Rudolph found himself thinking of Blatchford Sarnemington.
“Please listen to me!” commanded the priest impatiently. “Stop
worrying about last Saturday. Apostasy implies an absolute damnation only on
the supposition of a previous perfect faith. Does that fix it?”
Rudolph had not the faintest idea what Father Schwartz was talking
about, but he nodded and the priest nodded back at him and returned to his
mysterious preoccupation.
“Why,” he cried, “they have lights now as big as stars — do you
realize that? I heard of one light they had in Paris or somewhere that was as
big as a star. A lot of people had it — a lot of gay people. They have all
sorts of things now that you never dreamed of.”
“Look here — ” He came nearer to Rudolph, but the boy drew away,
so Father Schwartz went back and sat down in his chair, his eyes dried out and
hot. “Did you ever see an amusement park?”
“No, Father.”
“Well, go and see an amusement park.” The priest waved his hand
vaguely. “It’s a thing like a fair, only much more glittering. Go to one at
night and stand a little way off from it in a dark place — under dark trees.
You’ll see a big wheel made of lights turning in the air, and a long slide
shooting boats down into the water. A band playing somewhere, and a smell of
peanuts — and everything will twinkle. But it won’t remind you of anything, you
see.
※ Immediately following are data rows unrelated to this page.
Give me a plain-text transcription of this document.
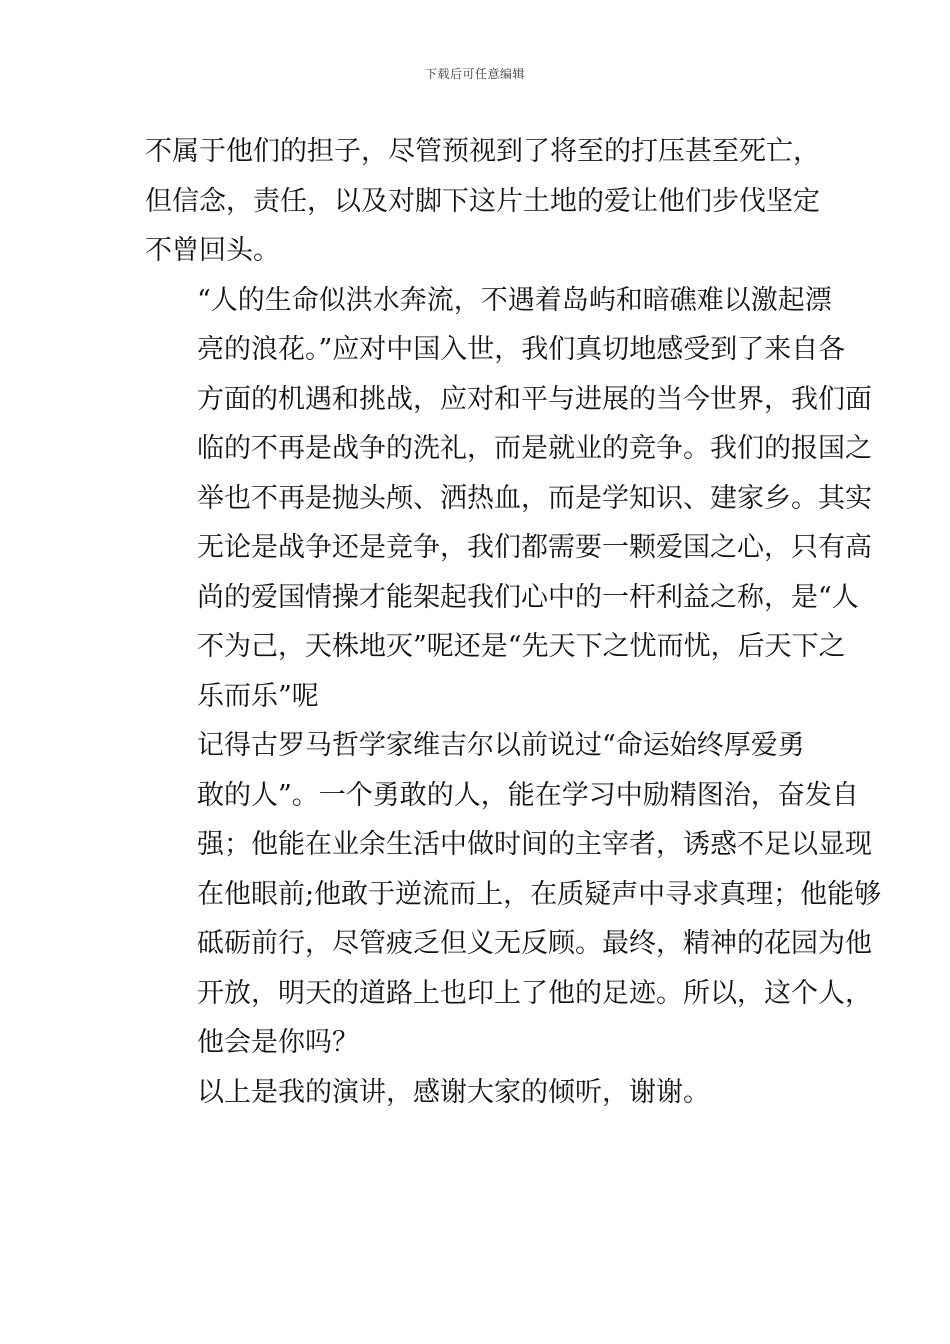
下载后可任意编辑

不属于他们的担子，尽管预视到了将至的打压甚至死亡，
但信念，责任，以及对脚下这片土地的爱让他们步伐坚定
不曾回头。

“人的生命似洪水奔流，不遇着岛屿和暗礁难以激起漂
亮的浪花。”应对中国入世，我们真切地感受到了来自各
方面的机遇和挑战，应对和平与进展的当今世界，我们面
临的不再是战争的洗礼，而是就业的竞争。我们的报国之
举也不再是抛头颅、洒热血，而是学知识、建家乡。其实
无论是战争还是竞争，我们都需要一颗爱国之心，只有高
尚的爱国情操才能架起我们心中的一杆利益之称，是“人
不为己，天株地灭”呢还是“先天下之忧而忧，后天下之
乐而乐”呢

记得古罗马哲学家维吉尔以前说过“命运始终厚爱勇
敢的人”。一个勇敢的人，能在学习中励精图治，奋发自
强；他能在业余生活中做时间的主宰者，诱惑不足以显现
在他眼前;他敢于逆流而上，在质疑声中寻求真理；他能够
砥砺前行，尽管疲乏但义无反顾。最终，精神的花园为他
开放，明天的道路上也印上了他的足迹。所以，这个人，
他会是你吗？

以上是我的演讲，感谢大家的倾听，谢谢。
It will all just hang out there in the night like a colored balloon — like
a big yellow lantern on a pole.”
Father Schwartz frowned as he suddenly thought of something.
“But don’t get up close,” he warned Rudolph, “because if you do
you’ll only feel the heat and the sweat and the life.”
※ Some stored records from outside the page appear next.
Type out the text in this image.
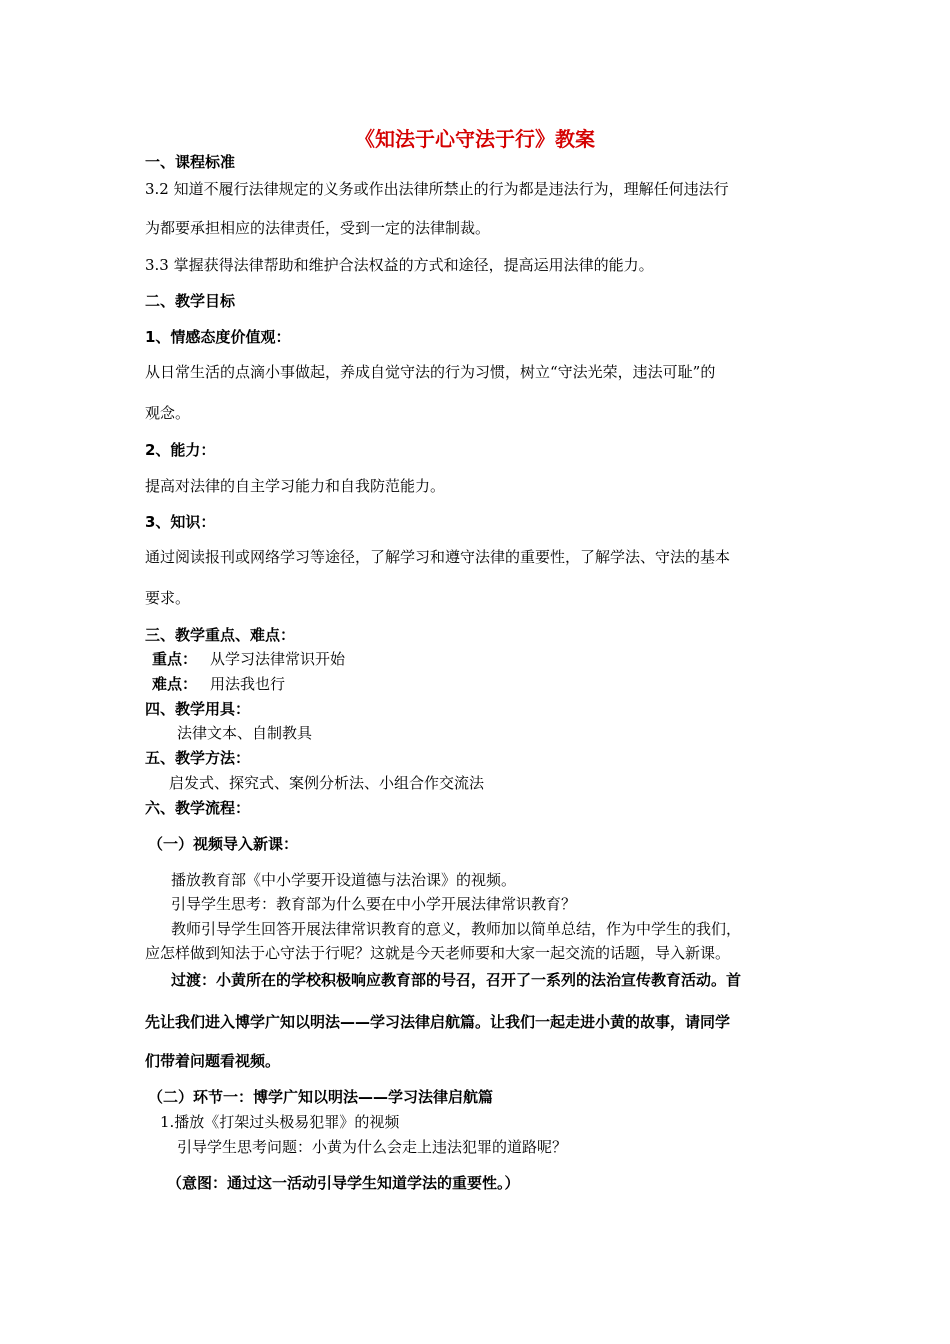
《知法于心守法于行》教案
一、课程标准
3.2 知道不履行法律规定的义务或作出法律所禁止的行为都是违法行为，理解任何违法行
为都要承担相应的法律责任，受到一定的法律制裁。
3.3 掌握获得法律帮助和维护合法权益的方式和途径，提高运用法律的能力。
二、教学目标
1、情感态度价值观：
从日常生活的点滴小事做起，养成自觉守法的行为习惯，树立“守法光荣，违法可耻”的
观念。
2、能力：
提高对法律的自主学习能力和自我防范能力。
3、知识：
通过阅读报刊或网络学习等途径，了解学习和遵守法律的重要性，了解学法、守法的基本
要求。
三、教学重点、难点：
重点： 从学习法律常识开始
难点： 用法我也行
四、教学用具：
法律文本、自制教具
五、教学方法：
启发式、探究式、案例分析法、小组合作交流法
六、教学流程：
（一）视频导入新课：
播放教育部《中小学要开设道德与法治课》的视频。
引导学生思考：教育部为什么要在中小学开展法律常识教育？
教师引导学生回答开展法律常识教育的意义，教师加以简单总结，作为中学生的我们，
应怎样做到知法于心守法于行呢？这就是今天老师要和大家一起交流的话题，导入新课。
过渡：小黄所在的学校积极响应教育部的号召，召开了一系列的法治宣传教育活动。首
先让我们进入博学广知以明法——学习法律启航篇。让我们一起走进小黄的故事，请同学
们带着问题看视频。
（二）环节一：博学广知以明法——学习法律启航篇
1.播放《打架过头极易犯罪》的视频
引导学生思考问题：小黄为什么会走上违法犯罪的道路呢？
（意图：通过这一活动引导学生知道学法的重要性。）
All this talking seemed particularly strange and awful to Rudolph,
because this man was a priest. He sat there, half terrified, his beautiful eyes
open wide and staring at Father Schwartz. But underneath his terror he felt
that his own inner convictions were confirmed. There was something ineffably
gorgeous somewhere that had nothing to do with God. He no longer thought that
God was angry at him about the original lie, because He must have understood
that Rudolph had done it to make things finer in the confessional, brightening
up the dinginess of his admissions by saying a thing radiant and proud. At the
moment when he had affirmed immaculate honor a silver pennon had flapped out
into the breeze somewhere and there had been the crunch of leather and the
shine of silver spurs and a troop of horsemen waiting for dawn on a low green
hill. The sun had made stars of light on their breastplates like the picture at
home of the German cuirassiers at Sedan.
But now the priest was muttering inarticulate and heart-broken
words, and the boy became wildly afraid. Horror entered suddenly in at the open
window, and the atmosphere of the room changed. Father Schwartz collapsed
precipitously down on his knees, and let his body settle back against a chair.
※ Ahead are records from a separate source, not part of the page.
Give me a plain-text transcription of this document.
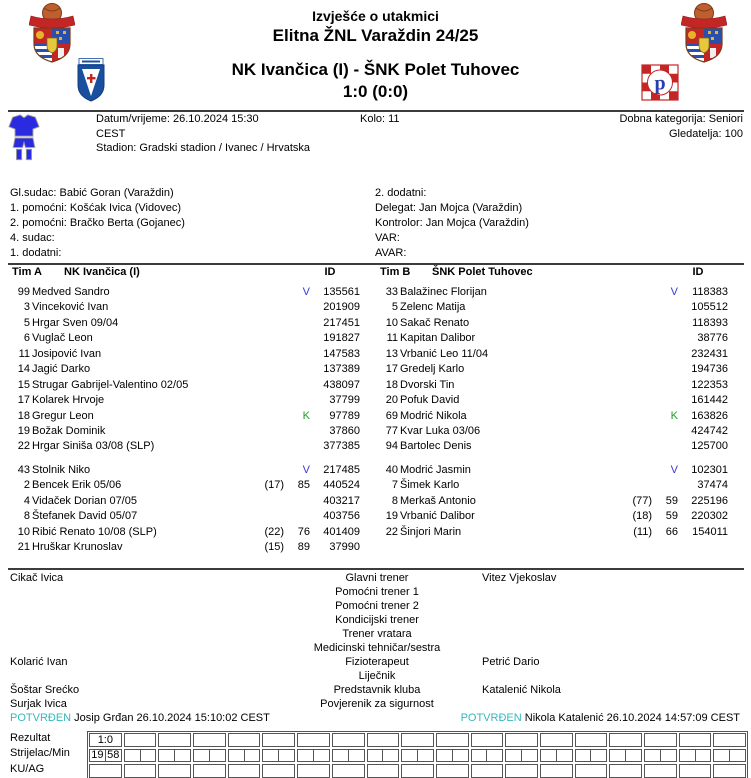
Izvješće o utakmici
Elitna ŽNL Varaždin 24/25
NK Ivančica (I) - ŠNK Polet Tuhovec
1:0 (0:0)	p
Datum/vrijeme: 26.10.2024 15:30 CEST
Stadion: Gradski stadion / Ivanec / Hrvatska
Kolo: 11	Dobna kategorija: Seniori
Gledatelja: 100
Gl.sudac: Babić Goran (Varaždin)
1. pomoćni: Košćak Ivica (Vidovec)
2. pomoćni: Bračko Berta (Gojanec)
4. sudac:
1. dodatni:
2. dodatni:
Delegat: Jan Mojca (Varaždin)
Kontrolor: Jan Mojca (Varaždin)
VAR:
AVAR:
Tim A	NK Ivančica (I)	ID
99 Medved Sandro	V	135561
3 Vinceković Ivan	201909
5 Hrgar Sven 09/04	217451
6 Vuglač Leon	191827
11 Josipović Ivan	147583
14 Jagić Darko	137389
15 Strugar Gabrijel-Valentino 02/05	438097
17 Kolarek Hrvoje	37799
18 Gregur Leon	K	97789
19 Božak Dominik	37860
22 Hrgar Siniša 03/08 (SLP)	377385
43 Stolnik Niko	V	217485
2 Bencek Erik 05/06	(17)	85	440524
4 Vidaček Dorian 07/05	403217
8 Štefanek David 05/07	403756
10 Ribić Renato 10/08 (SLP)	(22)	76	401409
21 Hruškar Krunoslav	(15)	89	37990
Tim B	ŠNK Polet Tuhovec	ID
33 Balažinec Florijan	V	118383
5 Zelenc Matija	105512
10 Sakač Renato	118393
11 Kapitan Dalibor	38776
13 Vrbanić Leo 11/04	232431
17 Gredelj Karlo	194736
18 Dvorski Tin	122353
20 Pofuk David	161442
69 Modrić Nikola	K	163826
77 Kvar Luka 03/06	424742
94 Bartolec Denis	125700
40 Modrić Jasmin	V	102301
7 Šimek Karlo	37474
8 Merkaš Antonio	(77)	59	225196
19 Vrbanić Dalibor	(18)	59	220302
22 Šinjori Marin	(11)	66	154011
Cikač Ivica	Glavni trener	Vitez Vjekoslav
Pomoćni trener 1
Pomoćni trener 2
Kondicijski trener
Trener vratara
Medicinski tehničar/sestra
Kolarić Ivan	Fizioterapeut	Petrić Dario
Liječnik
Šoštar Srećko	Predstavnik kluba	Katalenić Nikola
Surjak Ivica	Povjerenik za sigurnost
POTVRĐEN Josip Grđan 26.10.2024 15:10:02 CEST	POTVRĐEN Nikola Katalenić 26.10.2024 14:57:09 CEST
Rezultat
Strijelac/Min
KU/AG
1:0
19 58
“Oh, my God!” he cried out, in a strange voice, and wilted to the
floor.
Then a human oppression rose from the priest’s worn clothes, and
mingled with the faint smell of old food in the corners. Rudolph gave a sharp
cry and ran in a panic from the house — while the collapsed man lay there quite
still, filling his room, filling it with voices and faces until it was crowded
with echolalia, and rang loud with a steady, shrill note of laughter.
Outside the window the blue sirocco trembled over the wheat, and
girls with yellow hair walked sensuously along roads that bounded the fields,
calling innocent, exciting things to the young men who were working in the lines
between the grain. Legs were shaped under starchless gingham, and rims of the
necks of dresses were warm and damp. For five hours now hot fertile life had
burned in the afternoon. It would be night in three hours, and all along the
land there would be these blonde Northern girls and the tall young men from the
farms lying out beside the wheat, under the moon.